The University of Phoenix, and its clones in private education, have been accused of luring unsuitable candidates into courses that prove unsuitable, resulting in high drop-out rates. The result is large numbers of students saddled with debt, that don’t end up with any real advantage in the job market. Sperling has responded, by some pretty tough lobbying in Washington, arguing that his model enfranchised huge numbers of people and that drop-out is common in many traditional educational institutions, and that one would expect it to be higher in his demographic.
In his book For-profit Higher Education: Developing a World Class Workforce (1997), a look at three types of funded education; 1) public, 2) not-for-profit and 3) for-profit, he gave an analysis that showed public and not-for-profit education incurred state costs of several thousand dollars a year, compared to the gains of several hundreds of dollars a year for students from for-profit organisations.

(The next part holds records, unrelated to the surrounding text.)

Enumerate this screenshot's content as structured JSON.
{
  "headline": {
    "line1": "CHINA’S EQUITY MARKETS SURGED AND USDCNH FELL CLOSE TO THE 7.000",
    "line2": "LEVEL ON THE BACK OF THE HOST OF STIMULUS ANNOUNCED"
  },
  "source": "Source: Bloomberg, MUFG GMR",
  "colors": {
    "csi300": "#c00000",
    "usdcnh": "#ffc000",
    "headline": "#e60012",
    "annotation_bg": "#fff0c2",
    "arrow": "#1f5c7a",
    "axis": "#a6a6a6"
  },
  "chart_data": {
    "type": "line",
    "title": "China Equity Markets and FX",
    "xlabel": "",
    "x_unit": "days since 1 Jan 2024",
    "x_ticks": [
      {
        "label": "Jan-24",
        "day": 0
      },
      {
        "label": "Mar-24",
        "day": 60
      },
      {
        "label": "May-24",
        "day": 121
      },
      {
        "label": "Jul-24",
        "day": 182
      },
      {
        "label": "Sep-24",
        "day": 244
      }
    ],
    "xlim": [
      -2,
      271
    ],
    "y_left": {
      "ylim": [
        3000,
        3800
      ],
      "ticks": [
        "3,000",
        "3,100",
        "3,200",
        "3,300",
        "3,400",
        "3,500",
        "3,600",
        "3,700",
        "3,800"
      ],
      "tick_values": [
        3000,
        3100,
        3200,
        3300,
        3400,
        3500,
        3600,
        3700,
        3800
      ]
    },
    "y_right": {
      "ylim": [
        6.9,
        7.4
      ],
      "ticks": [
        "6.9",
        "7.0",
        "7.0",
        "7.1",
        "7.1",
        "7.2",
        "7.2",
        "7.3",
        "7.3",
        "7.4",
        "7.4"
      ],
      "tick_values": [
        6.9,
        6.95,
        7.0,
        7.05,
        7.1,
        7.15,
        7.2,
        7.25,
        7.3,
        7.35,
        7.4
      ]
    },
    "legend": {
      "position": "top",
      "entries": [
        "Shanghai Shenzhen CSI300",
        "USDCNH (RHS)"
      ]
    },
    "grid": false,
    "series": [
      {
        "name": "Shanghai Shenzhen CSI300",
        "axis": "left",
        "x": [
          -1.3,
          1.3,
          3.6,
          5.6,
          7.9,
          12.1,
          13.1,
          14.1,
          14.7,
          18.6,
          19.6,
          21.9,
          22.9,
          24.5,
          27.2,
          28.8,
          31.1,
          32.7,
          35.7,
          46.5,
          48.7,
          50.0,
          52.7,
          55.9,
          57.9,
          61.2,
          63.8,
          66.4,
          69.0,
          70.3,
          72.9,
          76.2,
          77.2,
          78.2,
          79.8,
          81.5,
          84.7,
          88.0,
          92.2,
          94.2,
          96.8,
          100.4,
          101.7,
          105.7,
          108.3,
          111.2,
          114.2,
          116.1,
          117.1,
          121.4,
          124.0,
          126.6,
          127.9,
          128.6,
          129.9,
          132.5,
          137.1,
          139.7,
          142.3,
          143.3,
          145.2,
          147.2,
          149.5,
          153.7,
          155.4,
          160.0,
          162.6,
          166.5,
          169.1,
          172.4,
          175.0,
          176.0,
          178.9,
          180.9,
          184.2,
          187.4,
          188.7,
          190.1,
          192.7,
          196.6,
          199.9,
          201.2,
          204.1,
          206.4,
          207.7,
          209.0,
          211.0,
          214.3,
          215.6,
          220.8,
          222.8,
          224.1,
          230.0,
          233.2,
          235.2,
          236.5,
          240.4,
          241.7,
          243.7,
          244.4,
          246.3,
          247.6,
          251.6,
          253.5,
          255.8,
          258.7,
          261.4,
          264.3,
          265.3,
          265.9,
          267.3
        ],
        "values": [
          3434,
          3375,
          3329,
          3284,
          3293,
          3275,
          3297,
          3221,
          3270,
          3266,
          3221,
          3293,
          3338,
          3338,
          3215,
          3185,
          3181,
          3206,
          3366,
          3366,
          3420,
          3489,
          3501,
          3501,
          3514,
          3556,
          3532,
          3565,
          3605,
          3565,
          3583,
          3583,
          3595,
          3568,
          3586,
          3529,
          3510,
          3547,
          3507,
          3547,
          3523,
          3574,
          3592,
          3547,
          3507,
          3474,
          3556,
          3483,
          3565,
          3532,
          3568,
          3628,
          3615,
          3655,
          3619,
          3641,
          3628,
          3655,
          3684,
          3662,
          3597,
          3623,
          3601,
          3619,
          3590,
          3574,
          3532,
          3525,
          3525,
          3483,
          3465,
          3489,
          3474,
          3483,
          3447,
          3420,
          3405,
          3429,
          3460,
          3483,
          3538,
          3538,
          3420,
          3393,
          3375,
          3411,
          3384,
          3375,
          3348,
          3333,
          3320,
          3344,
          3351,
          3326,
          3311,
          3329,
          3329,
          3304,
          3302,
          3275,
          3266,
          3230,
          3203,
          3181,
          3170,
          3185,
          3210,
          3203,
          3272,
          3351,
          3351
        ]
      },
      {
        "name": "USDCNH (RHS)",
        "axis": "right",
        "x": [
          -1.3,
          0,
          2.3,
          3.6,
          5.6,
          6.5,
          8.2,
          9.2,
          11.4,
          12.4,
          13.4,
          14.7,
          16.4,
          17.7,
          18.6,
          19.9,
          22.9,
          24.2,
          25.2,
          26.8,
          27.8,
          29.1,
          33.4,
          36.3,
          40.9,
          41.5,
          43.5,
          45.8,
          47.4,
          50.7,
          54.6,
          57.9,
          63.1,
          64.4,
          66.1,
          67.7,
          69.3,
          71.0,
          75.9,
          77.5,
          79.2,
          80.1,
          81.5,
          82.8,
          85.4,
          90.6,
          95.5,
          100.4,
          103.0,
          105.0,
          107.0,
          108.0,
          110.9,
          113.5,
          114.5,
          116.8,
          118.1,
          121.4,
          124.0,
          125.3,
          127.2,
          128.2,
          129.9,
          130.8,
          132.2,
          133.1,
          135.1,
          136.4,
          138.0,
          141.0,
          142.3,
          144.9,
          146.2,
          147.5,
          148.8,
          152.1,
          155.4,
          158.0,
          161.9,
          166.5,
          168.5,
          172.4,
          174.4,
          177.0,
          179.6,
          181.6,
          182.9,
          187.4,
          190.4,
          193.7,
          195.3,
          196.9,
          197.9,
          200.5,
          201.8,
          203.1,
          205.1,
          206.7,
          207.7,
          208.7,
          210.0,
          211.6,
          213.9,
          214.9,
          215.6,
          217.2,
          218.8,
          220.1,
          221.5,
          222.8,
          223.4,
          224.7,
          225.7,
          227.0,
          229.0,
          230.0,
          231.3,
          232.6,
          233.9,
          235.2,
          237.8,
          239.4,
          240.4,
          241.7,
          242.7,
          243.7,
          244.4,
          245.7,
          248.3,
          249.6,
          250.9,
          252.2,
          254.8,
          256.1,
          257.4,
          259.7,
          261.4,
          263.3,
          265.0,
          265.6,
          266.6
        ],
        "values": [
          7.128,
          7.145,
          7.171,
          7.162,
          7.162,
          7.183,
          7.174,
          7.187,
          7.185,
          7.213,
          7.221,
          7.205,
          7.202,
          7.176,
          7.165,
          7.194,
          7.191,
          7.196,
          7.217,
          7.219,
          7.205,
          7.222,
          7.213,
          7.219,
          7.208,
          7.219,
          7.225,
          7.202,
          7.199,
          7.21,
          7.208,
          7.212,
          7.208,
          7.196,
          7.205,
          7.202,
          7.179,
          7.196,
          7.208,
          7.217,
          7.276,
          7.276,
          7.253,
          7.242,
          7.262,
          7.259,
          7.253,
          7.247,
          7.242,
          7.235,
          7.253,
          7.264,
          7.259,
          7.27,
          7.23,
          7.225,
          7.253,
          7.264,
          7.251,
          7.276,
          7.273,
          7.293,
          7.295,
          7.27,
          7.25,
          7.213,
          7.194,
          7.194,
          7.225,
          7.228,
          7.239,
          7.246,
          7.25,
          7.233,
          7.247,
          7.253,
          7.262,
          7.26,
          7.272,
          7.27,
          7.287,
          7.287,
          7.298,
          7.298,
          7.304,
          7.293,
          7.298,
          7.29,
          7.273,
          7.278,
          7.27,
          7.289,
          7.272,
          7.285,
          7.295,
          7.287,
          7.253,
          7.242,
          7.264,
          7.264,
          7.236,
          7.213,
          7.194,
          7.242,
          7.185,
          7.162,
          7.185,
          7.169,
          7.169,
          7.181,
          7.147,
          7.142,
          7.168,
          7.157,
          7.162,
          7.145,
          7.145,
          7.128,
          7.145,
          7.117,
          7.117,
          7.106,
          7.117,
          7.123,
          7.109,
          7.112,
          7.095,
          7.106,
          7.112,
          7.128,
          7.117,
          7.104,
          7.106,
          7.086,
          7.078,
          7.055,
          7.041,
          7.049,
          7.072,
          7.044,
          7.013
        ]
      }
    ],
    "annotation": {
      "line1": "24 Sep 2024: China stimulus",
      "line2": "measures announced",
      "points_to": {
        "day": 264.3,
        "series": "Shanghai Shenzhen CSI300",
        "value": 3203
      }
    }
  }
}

This is an interesting analysis in that it attempts to lay bare the complete (and complex) cost model. Sperling has a PhD in Economics from Cambridge and understands the cost variables that are often quietly ignored by those justifying ever-higher levels of state funding in education. This has turned into a complex, but healthy, debate in the US around the true cost of education, including drop-out rates, defaults on loans, lost opportunity costs and so on, something that is starting to happen elsewhere in the world, as debt-driven, economic woes stalk the planet. Whatever, your political beliefs, it is vital we address the true economics of education, to optimise the system as we go forward.
Conclusion
Sperling is a provocateur, constantly at odds with the establishment views on education and other topics but has always been committed to students from poor backgrounds. His principles include; ignoring your detractors, taking ‘bet-your shirt’ risks, challenging authority and never setting a goal. This unorthodox approach to education and business has broken the mould and shown that online education works on scale for adults who won’t or can’t conform to traditional timetables and courses. As one of the most successful examples of online learning on the planet Sperling is a true innovator in online learning.
Bibliography
Sperling, John (1997). For-profit Higher Education: Developing a World Class Workforce. Transaction Publishers, U.S.
Sperling, John (2000). Rebel With a Cause. Transaction Publishers, U.S.
Sperling, John (2005). The Great Divide: Retro Vs. Metro America. Polipoint Press.

2 comments:

Efficacy Experts' Brian Bishop said...

Thanks Donald for spotlighting the importance of this rebel. I got my MBA from the University of Phoenix and my PhD from Capella University. Traditionalists tend to show me disrespect. But, because of Sperling's inspiration/vision and the real-world skills I got in both programs, I laugh at those traditionalists as I innovate and push the limits of my profession.

Unknown said...

Great inspiration. Thank you for this very informative post.